Without a doubt, listener subscriptions and iTunes reviews drive traffic and help listeners discover shows. The problem for academic podcasts, I suspect, is that their audiences are narrow compared with popular programs like Serial or This American Life. It’s unlikely that many of the gems on the H-Podcast list will make it up to New & Noteworthy or even Top Education Podcasts. (Though having said that, I immediately discovered two counter-examples to this narrative: Revolutions and the American Planning Association—of all places!—podcast are the #2 and #3 Top Education Shows on Stitcher, while The Objectivism Seminar is #7 on the Education section of my phone’s podcast app with only  one iTunes review, so algorithms continue to prove mysterious.)

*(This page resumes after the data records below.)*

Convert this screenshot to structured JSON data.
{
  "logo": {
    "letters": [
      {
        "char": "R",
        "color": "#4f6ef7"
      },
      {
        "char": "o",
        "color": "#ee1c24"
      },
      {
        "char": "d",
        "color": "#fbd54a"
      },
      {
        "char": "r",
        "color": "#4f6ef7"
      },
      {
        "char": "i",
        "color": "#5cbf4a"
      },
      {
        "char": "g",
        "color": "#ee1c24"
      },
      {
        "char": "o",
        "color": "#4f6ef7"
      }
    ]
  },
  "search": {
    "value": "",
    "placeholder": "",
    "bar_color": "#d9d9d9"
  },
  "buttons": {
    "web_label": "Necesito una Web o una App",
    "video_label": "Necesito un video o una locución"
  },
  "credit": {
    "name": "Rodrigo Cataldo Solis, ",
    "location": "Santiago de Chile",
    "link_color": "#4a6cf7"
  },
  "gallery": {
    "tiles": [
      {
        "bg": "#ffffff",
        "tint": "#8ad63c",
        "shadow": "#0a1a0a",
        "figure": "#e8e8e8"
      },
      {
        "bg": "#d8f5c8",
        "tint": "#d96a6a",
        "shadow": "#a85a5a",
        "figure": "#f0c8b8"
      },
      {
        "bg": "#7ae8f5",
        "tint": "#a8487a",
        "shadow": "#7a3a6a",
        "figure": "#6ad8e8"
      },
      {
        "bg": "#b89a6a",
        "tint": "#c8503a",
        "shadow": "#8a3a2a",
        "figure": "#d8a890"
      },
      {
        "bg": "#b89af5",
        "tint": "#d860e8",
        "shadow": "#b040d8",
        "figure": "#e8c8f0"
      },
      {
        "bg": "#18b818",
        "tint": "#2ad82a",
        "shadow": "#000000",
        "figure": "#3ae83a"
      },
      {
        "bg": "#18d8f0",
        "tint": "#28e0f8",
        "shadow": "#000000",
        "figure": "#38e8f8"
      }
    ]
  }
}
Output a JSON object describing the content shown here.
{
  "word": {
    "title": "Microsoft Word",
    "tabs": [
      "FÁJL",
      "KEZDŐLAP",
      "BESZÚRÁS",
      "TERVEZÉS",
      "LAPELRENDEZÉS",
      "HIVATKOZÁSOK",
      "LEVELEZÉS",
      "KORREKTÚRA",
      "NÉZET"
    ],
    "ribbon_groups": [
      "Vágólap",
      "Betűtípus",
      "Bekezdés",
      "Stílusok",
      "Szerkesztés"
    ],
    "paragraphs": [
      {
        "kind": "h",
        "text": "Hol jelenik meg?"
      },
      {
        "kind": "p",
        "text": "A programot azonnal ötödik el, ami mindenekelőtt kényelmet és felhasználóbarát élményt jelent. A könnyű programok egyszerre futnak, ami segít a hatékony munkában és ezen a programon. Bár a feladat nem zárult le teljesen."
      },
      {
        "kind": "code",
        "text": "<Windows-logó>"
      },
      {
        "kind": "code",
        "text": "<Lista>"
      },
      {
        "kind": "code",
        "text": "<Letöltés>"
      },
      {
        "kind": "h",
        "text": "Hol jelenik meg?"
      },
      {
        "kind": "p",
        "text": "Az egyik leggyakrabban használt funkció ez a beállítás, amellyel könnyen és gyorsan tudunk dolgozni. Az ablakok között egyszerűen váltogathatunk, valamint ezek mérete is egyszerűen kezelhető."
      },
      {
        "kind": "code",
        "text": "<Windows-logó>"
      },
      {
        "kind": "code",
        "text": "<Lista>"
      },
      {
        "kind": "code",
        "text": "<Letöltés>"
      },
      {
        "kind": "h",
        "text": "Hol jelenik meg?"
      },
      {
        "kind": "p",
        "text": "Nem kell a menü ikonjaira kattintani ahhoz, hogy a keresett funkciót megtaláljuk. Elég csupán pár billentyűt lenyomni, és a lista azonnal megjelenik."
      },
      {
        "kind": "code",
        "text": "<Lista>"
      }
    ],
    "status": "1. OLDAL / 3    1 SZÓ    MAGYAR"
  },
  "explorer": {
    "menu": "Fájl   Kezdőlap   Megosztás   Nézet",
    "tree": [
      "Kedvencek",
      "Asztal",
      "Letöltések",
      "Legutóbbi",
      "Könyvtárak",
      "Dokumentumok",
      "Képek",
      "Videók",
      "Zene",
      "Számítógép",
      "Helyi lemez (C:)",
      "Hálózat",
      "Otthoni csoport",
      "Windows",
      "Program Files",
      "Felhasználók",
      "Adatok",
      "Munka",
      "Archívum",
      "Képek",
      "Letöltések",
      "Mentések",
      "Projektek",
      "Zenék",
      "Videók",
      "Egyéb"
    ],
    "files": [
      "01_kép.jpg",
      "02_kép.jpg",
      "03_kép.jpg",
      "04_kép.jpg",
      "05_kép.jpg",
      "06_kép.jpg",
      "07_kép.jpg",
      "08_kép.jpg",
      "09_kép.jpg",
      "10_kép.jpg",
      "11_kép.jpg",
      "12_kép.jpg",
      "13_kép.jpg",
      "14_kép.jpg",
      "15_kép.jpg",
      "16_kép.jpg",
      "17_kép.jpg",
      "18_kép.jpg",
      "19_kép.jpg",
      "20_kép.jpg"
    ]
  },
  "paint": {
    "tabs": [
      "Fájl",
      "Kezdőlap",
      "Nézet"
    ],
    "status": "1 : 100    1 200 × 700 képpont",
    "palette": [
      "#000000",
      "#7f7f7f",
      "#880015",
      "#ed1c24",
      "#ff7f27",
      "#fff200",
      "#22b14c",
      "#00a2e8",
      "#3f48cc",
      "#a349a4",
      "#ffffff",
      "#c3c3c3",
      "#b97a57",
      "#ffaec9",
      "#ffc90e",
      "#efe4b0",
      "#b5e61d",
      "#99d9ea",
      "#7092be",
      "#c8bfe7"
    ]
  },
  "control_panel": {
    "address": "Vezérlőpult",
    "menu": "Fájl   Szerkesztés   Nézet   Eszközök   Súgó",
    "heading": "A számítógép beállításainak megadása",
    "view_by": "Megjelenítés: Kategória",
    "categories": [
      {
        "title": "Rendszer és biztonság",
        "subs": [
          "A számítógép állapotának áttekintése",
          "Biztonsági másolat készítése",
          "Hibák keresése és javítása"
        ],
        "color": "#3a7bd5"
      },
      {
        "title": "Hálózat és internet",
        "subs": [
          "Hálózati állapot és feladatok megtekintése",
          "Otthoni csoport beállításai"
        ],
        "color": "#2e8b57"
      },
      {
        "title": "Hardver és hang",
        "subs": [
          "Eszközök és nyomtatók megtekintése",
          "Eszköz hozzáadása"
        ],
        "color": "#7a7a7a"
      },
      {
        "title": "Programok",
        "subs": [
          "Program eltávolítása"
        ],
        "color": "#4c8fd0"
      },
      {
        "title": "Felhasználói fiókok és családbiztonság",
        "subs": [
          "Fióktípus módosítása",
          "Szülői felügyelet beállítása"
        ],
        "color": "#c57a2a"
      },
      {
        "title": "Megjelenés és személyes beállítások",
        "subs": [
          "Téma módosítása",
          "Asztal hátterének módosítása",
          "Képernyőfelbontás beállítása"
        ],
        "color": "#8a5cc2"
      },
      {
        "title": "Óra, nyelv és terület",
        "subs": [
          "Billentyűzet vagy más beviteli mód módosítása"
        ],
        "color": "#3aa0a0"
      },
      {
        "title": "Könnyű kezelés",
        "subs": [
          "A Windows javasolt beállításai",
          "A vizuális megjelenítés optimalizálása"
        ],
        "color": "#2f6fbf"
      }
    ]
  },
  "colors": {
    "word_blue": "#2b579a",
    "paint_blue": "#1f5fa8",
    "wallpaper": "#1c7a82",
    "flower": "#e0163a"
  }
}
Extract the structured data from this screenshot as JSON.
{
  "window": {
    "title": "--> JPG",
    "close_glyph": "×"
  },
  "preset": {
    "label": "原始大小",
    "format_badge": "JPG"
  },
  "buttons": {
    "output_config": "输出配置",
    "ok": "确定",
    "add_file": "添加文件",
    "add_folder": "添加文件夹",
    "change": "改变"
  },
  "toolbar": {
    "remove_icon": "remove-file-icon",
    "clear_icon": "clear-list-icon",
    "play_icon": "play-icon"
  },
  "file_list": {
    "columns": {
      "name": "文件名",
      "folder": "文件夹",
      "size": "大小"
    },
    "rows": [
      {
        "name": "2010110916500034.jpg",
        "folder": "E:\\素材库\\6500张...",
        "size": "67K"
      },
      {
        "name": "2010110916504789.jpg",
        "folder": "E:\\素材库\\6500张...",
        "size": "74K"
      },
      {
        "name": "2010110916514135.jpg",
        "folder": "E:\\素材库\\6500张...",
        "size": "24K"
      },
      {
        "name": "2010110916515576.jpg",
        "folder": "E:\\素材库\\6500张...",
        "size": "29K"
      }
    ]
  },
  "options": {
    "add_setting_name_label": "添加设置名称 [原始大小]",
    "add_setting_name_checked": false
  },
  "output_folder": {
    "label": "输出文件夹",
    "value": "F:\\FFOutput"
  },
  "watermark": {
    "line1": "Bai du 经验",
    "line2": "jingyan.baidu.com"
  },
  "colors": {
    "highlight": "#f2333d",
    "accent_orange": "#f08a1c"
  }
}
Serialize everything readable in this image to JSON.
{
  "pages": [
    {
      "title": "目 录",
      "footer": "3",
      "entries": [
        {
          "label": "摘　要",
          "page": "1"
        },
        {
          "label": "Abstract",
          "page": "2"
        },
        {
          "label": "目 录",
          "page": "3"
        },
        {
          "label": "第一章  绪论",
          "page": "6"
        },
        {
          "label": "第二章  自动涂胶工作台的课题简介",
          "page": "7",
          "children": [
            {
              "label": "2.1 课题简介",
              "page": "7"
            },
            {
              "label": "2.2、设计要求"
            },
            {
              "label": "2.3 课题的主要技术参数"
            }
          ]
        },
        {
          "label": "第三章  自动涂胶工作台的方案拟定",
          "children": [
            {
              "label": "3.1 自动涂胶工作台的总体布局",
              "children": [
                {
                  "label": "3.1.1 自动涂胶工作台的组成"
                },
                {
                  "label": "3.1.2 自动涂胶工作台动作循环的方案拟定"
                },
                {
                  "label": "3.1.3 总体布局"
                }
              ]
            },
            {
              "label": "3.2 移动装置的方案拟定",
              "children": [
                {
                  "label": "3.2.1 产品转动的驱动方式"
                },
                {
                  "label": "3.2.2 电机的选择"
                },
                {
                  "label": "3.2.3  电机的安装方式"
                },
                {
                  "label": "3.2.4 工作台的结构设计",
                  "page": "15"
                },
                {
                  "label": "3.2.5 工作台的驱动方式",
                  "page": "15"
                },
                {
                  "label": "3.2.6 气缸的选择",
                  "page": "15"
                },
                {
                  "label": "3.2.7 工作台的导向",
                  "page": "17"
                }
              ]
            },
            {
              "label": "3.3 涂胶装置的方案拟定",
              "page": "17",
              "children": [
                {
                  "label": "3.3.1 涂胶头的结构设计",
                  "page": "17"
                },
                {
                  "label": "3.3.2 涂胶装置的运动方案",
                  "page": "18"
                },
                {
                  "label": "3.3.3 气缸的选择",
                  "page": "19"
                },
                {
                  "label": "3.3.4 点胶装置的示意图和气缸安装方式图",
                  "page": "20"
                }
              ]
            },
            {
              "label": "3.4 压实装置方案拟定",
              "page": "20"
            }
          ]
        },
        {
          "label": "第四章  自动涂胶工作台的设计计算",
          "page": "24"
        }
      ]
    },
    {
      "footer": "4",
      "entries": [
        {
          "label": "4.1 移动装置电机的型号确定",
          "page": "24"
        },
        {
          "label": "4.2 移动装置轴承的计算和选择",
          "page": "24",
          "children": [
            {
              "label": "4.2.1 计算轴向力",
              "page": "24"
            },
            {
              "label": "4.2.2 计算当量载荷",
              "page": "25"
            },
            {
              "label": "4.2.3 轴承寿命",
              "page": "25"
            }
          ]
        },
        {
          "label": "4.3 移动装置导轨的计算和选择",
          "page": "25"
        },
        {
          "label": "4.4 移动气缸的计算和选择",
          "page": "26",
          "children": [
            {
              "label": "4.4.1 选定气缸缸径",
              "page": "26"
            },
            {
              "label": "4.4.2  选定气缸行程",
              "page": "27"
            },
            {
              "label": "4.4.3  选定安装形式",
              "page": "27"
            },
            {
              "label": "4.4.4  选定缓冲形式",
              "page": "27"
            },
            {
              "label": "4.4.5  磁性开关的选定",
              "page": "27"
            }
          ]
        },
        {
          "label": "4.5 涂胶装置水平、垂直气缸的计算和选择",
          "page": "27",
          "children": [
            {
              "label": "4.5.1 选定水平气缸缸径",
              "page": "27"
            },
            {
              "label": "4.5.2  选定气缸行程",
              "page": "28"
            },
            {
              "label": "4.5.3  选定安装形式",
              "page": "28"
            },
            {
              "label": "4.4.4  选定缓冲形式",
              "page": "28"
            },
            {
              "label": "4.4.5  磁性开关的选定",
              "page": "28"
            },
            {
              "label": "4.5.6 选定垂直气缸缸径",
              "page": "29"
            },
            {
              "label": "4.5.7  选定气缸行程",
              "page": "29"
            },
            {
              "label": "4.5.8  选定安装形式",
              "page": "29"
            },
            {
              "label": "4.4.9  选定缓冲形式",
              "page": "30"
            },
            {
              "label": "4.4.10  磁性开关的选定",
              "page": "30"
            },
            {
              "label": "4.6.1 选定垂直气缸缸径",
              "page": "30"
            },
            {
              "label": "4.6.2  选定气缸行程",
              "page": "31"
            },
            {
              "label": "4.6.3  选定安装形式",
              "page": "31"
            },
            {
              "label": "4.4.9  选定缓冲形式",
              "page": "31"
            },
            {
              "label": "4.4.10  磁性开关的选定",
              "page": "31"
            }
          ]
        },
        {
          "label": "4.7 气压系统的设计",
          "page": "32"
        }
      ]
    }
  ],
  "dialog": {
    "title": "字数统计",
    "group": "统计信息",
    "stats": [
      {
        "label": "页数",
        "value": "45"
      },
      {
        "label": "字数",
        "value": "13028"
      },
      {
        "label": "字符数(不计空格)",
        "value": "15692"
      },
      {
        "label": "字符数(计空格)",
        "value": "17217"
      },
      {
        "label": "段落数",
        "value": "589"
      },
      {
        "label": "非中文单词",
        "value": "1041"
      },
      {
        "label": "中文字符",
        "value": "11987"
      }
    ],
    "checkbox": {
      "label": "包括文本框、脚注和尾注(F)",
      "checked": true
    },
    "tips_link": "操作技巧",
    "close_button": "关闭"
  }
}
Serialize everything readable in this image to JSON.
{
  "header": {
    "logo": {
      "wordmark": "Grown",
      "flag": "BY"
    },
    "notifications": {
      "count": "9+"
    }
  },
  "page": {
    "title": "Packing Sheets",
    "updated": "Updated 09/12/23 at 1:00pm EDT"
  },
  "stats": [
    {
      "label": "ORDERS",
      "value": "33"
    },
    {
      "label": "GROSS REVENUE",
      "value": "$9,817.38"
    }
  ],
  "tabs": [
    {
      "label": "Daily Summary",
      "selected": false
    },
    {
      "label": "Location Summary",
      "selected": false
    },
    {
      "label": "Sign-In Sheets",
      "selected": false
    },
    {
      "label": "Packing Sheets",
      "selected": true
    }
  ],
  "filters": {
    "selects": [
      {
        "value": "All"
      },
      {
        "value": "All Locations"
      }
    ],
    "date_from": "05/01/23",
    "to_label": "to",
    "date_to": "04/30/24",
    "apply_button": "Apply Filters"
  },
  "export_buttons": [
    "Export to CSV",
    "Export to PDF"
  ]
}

As the list grows, I’m discovering beautiful series, like the Library of Congress’s eight tiny episodes on Alan Lomax’s 1935 folk-song expedition to the Great Lakes region, and completely new (to me) disciplines and approaches, like the soundscape readings of Disneyland and my own grad school hometown of New Brunswick, NJ on Sounding Out! After researching, recording, mixing, and editing all this glorious content, it turns out that the last and most important step is probably promoting them, and I suspect that for many academics, it can feel like too much.

The most common advice that I’ve found, as I mentioned, is to urge listeners to subscribe and review, with the concomitant caveat that this may not be effective for podcasts with narrower audiences. Some producers are skeptical about the illusory snowball effect of trying to raise ratings and rustle up reviews, and advise podcasters to stick to connecting with listeners to build a dedicated audience instead. Though this doesn’t solve the problem of discovering the content in the first place.

A couple of other ideas:

  • Add keywords to title, description, and author fields to get into the search results.
  • Get the word out: Mention new episodes on social media, talk about them with colleagues, and try to get retweeted by a professional organization with a wide net of followers/subscribers.
  • Diversify distribution: People may come to podcasts via different avenues. Use iTunes and Stitcher and give listeners the option to download or stream on a blog or site.
  • Make it easy to find and listen: If the podcast is part of a blog, hosted by an institution, or part of a larger research project, don’t bury the feed inside the site. Feature a link to a dedicated page (not iTunes) on the blog's/institution's/project's home page and make it easy to find all the episodes. (I can't say how many of the podcasts on the roundup were buried inside their institutions' websites and made finding a link that had all the basic information and episodes more work than I would have otherwise spent.)

I'm curious, what have been your favorite ways to discover new podcasts and what successes have you had in getting your podcast out into the world?


Bonus: A not entirely unrelated story by producer Jonathan Menjivar about an author trying to self-promote his book, produced for transom.org.